The Illinois Democrat who called the Waukesha massacre "karma" for Kyle Rittenhouse's acquittal lost her job over the comments. Mary Lemanski tweeted out "It was probably just self-defense" after the news broke that a man had driven his car into a Christmas parade in Waukesha, Wisc.
Lemanski, who has since deleted the tweet, was the social media director for the Democratic Party in DuPage County, Ill. She also tweeted "You reap what you sow. It's sad people died, but when you open the door to vigilante justice, everyone seems threatening."
She was let go, reports the Chicago Tribune, on Monday morning. Chair of the DuPage Democratic party Ken Mejia-Beal said that Lemanski was "let go" shortly Beal was made aware of the tweets.
"I'm sad," Lemanski had stated on Twitter. "I'm sad anytime anyone dies. I just believe in Karma and this came around quick on the citizens of Wisconsin."
"The blood of Kyle Rittenhouse's victims is on the hands of Wisconsin citizens, even the children," Lemanski tweeted.
Lemanski tweeted that she resigned. She'd been with the party since about 2017.

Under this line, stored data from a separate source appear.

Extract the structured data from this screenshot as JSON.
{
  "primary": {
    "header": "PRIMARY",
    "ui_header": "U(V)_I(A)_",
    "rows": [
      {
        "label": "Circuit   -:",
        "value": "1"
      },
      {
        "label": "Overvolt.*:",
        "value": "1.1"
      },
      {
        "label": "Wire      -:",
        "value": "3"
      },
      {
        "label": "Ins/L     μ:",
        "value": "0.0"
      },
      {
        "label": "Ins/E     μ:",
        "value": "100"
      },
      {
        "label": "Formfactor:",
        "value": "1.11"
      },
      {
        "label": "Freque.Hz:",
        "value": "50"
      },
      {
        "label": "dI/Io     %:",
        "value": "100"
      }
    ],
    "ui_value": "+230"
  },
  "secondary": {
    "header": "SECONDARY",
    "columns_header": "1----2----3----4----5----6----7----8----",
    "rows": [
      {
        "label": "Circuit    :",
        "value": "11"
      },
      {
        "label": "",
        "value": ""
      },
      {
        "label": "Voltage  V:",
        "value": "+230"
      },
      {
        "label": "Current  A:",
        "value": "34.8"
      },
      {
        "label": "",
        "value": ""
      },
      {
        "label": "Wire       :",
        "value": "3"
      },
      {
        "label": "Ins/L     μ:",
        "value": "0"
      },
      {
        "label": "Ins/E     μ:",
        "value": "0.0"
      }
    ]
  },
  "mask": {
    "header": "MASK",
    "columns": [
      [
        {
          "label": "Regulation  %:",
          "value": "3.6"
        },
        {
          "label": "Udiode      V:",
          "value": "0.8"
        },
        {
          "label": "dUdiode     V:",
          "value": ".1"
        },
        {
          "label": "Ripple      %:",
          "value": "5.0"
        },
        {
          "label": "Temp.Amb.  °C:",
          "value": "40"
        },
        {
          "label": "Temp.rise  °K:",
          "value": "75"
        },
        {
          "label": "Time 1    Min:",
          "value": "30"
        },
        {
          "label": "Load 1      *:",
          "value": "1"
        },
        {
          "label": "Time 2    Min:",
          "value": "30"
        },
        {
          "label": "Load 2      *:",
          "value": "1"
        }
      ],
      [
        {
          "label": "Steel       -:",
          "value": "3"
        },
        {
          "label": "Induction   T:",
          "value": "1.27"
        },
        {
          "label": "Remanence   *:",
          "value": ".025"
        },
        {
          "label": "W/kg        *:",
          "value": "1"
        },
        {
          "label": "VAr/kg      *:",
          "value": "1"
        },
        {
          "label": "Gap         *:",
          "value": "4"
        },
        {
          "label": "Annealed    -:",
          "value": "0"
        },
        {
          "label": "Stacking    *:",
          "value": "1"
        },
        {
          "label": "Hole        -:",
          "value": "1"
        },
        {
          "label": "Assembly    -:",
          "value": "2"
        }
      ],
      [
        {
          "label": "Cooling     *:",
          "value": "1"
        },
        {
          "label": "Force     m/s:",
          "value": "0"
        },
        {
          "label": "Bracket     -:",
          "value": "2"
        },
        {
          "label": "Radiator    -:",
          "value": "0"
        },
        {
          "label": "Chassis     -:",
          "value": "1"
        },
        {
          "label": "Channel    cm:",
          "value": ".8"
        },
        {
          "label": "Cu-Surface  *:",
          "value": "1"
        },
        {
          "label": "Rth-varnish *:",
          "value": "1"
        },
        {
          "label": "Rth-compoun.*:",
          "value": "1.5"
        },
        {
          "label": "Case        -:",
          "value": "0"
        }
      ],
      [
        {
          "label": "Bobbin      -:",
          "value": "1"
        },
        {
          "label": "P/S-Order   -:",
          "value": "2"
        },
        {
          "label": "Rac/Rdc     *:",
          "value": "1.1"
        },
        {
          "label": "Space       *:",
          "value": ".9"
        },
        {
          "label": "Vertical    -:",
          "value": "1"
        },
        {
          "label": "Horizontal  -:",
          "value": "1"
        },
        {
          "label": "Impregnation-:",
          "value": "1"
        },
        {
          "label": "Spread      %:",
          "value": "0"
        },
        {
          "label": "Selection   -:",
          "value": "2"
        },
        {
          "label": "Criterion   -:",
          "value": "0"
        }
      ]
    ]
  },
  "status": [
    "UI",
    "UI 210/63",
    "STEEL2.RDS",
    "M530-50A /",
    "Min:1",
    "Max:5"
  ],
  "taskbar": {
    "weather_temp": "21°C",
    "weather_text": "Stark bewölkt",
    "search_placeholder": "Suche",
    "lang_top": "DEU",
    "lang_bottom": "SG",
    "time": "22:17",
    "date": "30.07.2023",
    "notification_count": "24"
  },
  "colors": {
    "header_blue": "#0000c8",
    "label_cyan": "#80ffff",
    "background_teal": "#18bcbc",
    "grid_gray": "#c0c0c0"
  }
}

"We don't applaud or celebrate tragedy," Meija-Beal said. "This was a tragedy. These were folks that were out at a joyous occasion having a great time at a beautiful and festive time of the year. We, as a party, disavow Mary's Twitter comments, the sentiment behind them. We are with the victims of this tragedy."
Meija-Beal further said that Lemanski's tweets were "callous and reprehensible posts." He said that Lemanski had stated to him that she was remorseful for what she had said.
The DuPage County Republicans joined in the pile-on on Lemanski. Chair Jim Zay said that he was "shocked and outraged" by what Lemanski had said.
"No matter your party affiliation right now all of our thoughts and prayers need to be with those families who lost loved ones and those who are hospitalized that they recover from their injuries," Zay said. "By trying to link one issue to this senseless loss of life during a Christmas parade shows how out of touch and single issued some people can be."
In her own statement, Lemanski said "I firmly believe in the right to freedom of speech. I also believe that you must be willing to accept responsibility and the consequences of your actions for that free speech. I unfortunately made some remarks that were not in good taste regarding the Waukesha tradgedy (sic) yesterday."
On Sunday, career criminal Darrell Brooks drove his car into a parade of children and grandmothers, killing five. Waukesha police later confirmed that Brooks' actions were intentional.